Можно, конечно, предположить, что в числе иудеев, которые, в конце концов, возглавили Хазарский каганат, были и потомки участников маздакитского движения, оказавшихся на Кавказе; однако гораздо достовернее версия об их приходе к хазарам из Средней Азии, где последователи маздакизма проявили себя и раньше, и гораздо активнее, нежели в Кавказском регионе. При этом необходимо отметить, что, встав во главе Каганата, иудеи отнюдь не стремились насаждать маздакитский «коммунизм», который был нужен лишь тогда, когда задача состояла в сокрушении наличной государственной власти— как в Иране начала VI века или, позднее, в Хорезме начала VIII века. Так, у хазарского кагана, полностью подвластного иудейскому царю-каганбеку, был обширный гарем, и на него никто не покушался...

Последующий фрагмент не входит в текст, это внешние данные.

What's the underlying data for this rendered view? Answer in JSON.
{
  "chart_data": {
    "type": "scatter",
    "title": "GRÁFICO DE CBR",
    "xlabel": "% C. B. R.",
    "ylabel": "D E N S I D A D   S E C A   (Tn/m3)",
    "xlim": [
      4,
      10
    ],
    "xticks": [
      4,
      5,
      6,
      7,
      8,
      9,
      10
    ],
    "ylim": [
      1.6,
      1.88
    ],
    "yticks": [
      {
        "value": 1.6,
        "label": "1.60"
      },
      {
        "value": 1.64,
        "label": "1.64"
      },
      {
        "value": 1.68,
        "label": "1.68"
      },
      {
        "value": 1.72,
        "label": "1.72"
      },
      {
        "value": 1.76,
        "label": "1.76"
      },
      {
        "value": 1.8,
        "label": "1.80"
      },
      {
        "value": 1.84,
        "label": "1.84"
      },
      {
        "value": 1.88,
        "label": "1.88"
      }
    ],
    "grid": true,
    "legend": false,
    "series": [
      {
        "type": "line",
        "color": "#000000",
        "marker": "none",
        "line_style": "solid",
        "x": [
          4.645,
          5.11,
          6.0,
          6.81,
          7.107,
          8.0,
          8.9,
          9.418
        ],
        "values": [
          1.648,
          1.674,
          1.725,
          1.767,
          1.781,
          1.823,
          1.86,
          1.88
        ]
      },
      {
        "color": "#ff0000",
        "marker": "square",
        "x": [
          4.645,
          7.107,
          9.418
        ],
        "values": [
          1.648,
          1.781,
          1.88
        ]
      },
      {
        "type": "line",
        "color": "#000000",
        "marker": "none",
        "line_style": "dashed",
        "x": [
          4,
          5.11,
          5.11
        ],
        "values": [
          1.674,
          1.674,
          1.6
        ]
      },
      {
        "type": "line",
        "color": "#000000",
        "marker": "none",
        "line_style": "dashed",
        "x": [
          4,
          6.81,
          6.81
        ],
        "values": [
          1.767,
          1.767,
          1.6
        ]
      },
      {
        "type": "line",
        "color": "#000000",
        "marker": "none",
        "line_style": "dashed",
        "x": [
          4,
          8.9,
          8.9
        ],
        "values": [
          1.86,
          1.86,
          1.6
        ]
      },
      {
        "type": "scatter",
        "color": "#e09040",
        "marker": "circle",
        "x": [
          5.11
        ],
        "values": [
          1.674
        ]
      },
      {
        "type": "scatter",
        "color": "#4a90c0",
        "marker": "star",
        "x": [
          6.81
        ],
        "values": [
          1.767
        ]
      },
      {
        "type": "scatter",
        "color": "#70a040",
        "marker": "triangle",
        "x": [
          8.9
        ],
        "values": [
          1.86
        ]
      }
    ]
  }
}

Но вернемся к трудам С. П. Толстова. Очевидно, что его мысль о «хорезмийском» происхождении хазарских иудеев в целом ряде отношений гораздо более основательна, нежели та, которая поддержана в трактате М. И. Артамонова (о ней говорилось выше), предполагавшего, что иудеи, жившие на территории Хазарского каганата, как-то само собой, «попросту», оказались у власти.

Еще важнее другое. Правомерность и, в конце концов, истинность какой-либо гипотезы уясняется в том случае, если она, гипотеза, находит подтверждение в целом ряде фактов, в особенности в «новых» фактах, которые в момент создания гипотезы были вообще неизвестны. И именно такие факты обнаружились за те полвека, которые миновали со времени появления первых работ С. П. Толстова.